Testing
Automated Tests
Testing is a fundamental aspect of the software development process,
as it helps ensure the quality, reliability, and functionality of the application.
Without a comprehensive testing strategy, software projects are prone to bugs, errors, and unexpected behavior, which can lead to user dissatisfaction, security vulnerabilities, and even complete system failures.
To facilitate the automation and streamlining of our testing efforts,
we have leveraged the power of Continuous Integration (CI) strategies, specifically utilizing GitHub Actions.

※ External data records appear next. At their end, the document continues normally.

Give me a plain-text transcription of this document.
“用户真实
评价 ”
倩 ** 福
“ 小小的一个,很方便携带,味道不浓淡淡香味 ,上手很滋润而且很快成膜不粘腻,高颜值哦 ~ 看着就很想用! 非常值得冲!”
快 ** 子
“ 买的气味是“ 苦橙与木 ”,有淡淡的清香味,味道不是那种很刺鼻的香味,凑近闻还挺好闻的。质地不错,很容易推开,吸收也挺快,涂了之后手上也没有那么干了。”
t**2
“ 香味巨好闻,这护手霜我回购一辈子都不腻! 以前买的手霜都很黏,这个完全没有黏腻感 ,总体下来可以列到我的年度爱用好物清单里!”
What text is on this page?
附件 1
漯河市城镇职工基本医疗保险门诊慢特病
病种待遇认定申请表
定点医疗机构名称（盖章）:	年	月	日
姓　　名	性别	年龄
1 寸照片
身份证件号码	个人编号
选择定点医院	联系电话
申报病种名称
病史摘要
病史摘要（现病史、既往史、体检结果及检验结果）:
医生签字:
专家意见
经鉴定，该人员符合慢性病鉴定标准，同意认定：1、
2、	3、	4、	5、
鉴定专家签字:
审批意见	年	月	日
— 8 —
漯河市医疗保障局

GitHub Actions is a powerful CI/CD (Continuous Integration/Continuous Deployment) platform that allows us to automate the execution of our test suites,
ensuring that every code change or commit triggers a comprehensive testing process.
Unit Tests
Unit testing is a fundamental testing approach that focuses on verifying the individual components or units of a software system. These units are typically the smallest testable parts of an application, such as functions, methods, or classes.
1.1 Functional Unit Test
As detailed in our implementation section, we broke the system down in modular parts to facilitate the development process. Among the many benefits of this approach was the ability to write unit tests for each module, ensuring that the individual components of the system function as expected.Due to the nature of our application, there were several aspects that made it challenging to write unit tests. Namely, this is due to the non-deterministic aspects of the system, such as the results returned by the scraper, the chunking of documents, and much more.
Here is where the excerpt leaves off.